The Israeli left, like its international counterparts, is an elitist movement clinging to the myth of an egalitarian past. It spreads hate and suspicion because it knows that a united electorate would never pick it. And it plays on issues that it only pretends to care about to feed national resentments while promising a better way.
According to the left, Israel has no peace because of the settlers and has no fair distribution of benefits because of the Haredim. The Mizrahi members of its lists will tell their communities that the Russians are stealing the benefits that should be theirs. The Russian members of its lists will tell their communities that the Orthodox Jews are stealing their benefits. The Arabs on the list will tell their communities that the Jews are stealing all their benefits (but not vice versa as that would be illegal.)
Everyone will troop out for a social protest overseen by the left’s NGO’s with money that it solicited from foreign donors on a promise to fight settlements, but after a week or two, there will be a Muslim terrorist attack which will interrupt the momentum of the social protest, and the organizers will fold up their expensive tents, bought with money from the European Union and American leftists, and do the same thing all over again next month.

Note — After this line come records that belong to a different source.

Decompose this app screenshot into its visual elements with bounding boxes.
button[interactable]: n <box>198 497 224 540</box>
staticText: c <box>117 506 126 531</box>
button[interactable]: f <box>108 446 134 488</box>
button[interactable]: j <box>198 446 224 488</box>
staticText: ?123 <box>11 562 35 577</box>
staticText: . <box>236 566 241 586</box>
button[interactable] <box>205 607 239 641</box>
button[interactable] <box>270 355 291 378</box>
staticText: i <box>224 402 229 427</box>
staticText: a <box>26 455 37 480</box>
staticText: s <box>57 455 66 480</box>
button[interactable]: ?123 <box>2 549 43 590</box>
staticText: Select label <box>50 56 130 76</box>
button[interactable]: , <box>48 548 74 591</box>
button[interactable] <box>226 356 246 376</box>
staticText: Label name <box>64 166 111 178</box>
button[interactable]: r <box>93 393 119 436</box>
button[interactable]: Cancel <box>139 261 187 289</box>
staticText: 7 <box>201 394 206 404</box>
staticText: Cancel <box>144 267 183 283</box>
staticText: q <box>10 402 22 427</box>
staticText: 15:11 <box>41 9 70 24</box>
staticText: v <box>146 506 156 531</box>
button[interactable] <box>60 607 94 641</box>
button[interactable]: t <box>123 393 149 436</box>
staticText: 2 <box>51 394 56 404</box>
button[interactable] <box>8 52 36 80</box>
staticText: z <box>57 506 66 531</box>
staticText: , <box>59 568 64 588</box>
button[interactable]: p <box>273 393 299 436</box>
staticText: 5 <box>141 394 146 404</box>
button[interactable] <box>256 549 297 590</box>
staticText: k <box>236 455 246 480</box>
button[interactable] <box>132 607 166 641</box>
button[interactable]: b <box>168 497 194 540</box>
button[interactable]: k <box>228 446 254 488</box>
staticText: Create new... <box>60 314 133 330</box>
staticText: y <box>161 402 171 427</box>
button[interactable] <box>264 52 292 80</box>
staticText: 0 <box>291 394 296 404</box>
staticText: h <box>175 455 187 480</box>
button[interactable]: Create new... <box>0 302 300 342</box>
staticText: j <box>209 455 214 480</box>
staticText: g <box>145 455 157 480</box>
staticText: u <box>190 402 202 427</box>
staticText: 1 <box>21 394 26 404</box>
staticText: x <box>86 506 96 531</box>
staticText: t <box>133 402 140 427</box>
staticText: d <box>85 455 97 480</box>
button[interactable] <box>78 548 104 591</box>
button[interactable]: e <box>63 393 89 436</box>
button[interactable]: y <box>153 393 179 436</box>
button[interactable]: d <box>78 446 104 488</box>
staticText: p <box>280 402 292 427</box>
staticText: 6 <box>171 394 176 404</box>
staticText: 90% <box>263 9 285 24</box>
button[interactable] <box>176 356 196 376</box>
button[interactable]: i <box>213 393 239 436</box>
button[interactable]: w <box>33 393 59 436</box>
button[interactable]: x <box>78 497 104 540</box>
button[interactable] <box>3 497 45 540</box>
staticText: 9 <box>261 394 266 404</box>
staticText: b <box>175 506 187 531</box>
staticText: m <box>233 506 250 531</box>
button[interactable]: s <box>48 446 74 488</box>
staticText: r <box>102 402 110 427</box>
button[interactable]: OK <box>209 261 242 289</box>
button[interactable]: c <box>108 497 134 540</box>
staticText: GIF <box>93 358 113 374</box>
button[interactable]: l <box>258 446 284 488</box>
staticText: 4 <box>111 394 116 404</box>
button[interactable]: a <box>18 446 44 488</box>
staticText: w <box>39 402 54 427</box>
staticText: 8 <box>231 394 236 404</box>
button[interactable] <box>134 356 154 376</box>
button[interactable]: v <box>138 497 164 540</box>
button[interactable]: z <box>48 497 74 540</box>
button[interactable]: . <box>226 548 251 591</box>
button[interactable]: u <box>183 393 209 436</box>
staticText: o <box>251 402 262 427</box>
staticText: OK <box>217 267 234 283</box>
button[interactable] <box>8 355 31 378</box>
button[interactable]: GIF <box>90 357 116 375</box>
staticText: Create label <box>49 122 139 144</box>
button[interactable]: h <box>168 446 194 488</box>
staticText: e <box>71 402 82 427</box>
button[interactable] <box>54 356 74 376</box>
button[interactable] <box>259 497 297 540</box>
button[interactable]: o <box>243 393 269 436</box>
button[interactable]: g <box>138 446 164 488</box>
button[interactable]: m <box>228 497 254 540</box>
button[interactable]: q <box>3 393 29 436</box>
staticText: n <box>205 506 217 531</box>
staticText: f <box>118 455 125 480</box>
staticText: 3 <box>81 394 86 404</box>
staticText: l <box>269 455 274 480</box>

The Israeli left has become a pathetic and degenerate creature that feeds on this sort of hate. It rarely identifies itself in elections anymore, camouflaging its parties as centrist and mainstream. Its social protests may be stage-managed by the sort of people who parade around with red shirts and Palestinian flags in their real protests, but the social protests are masked as centrist protests, exploiting people with real grievances so that the grievance-makers may once again take power.
In the long run, the Haredim are needed in the workforce and the military, but getting them there would require changing the system, rather than the system that relies on them politically using them as scapegoats when politically convenient.
The National Unity Government came together and split not over the Haredi draft, but its cynical use as a political football in the game of coalitions that defines Israel’s political life. No one really wants to draft the Haredim, but no one, besides the Haredim, wants to appear not to want to draft them either. Haredi service, unlike food and apartment prices, is a stable grievance commodity. A political party that promises to draft them has its hand on the brass ring of Israeli grievance politics.
Israel’s fragmented immigrant cultures, its political system of ethnic and religious parties, that represent groups rather than neighborhoods, make this sort of game all too easy to play. Every faction and group breaks down into myriad splinter groups and divisions, all of them animated by a fervent belief that they are getting the short end of the stick. Even its political parties consist of microscopic coalitions welded together by a few influential figures for temporary periods of time.
All that chaos can temporarily coalesce together in the face of a crisis, but the crisis is usually a war. Iran’s nuclear program and the threat of nuclear annihilation haven’t done it yet. Instead a temporary unity government between Likud and Kadima was built on both sides playing the other over the Haredi draft in a display of incredible political cynicism.
But there is psychological safety in ignoring real problems. Bashing Haredim on the dole is easy; but doing the same thing to the Muslims, who don’t report income or pay taxes, is dangerous because it comes too close to a real national problem. Going on about your children being shot at because of the settlers (who nevertheless are a dominant presence in the military) is safe, but talking about the destructive political interests that ceded portions of the West Bank and Gaza to Islamic terrorists is a dangerous topic. Like the Muslim benefits topic, it’s dangerously close to being illegal because it deals with an actual grave national problem.
Israel’s existential problems have to be ignored because solving them is too difficult and requires challenging the entire system of authority and its embedded assumptions. Internal warfare is safer than fighting external enemies, in the way that all family squabbles are safer than pushing back against the outside world. The Schorim, the Ultra-Orthodox black sheep, are the safest target because they are unfamiliar enough to be alien, but close enough to still be family.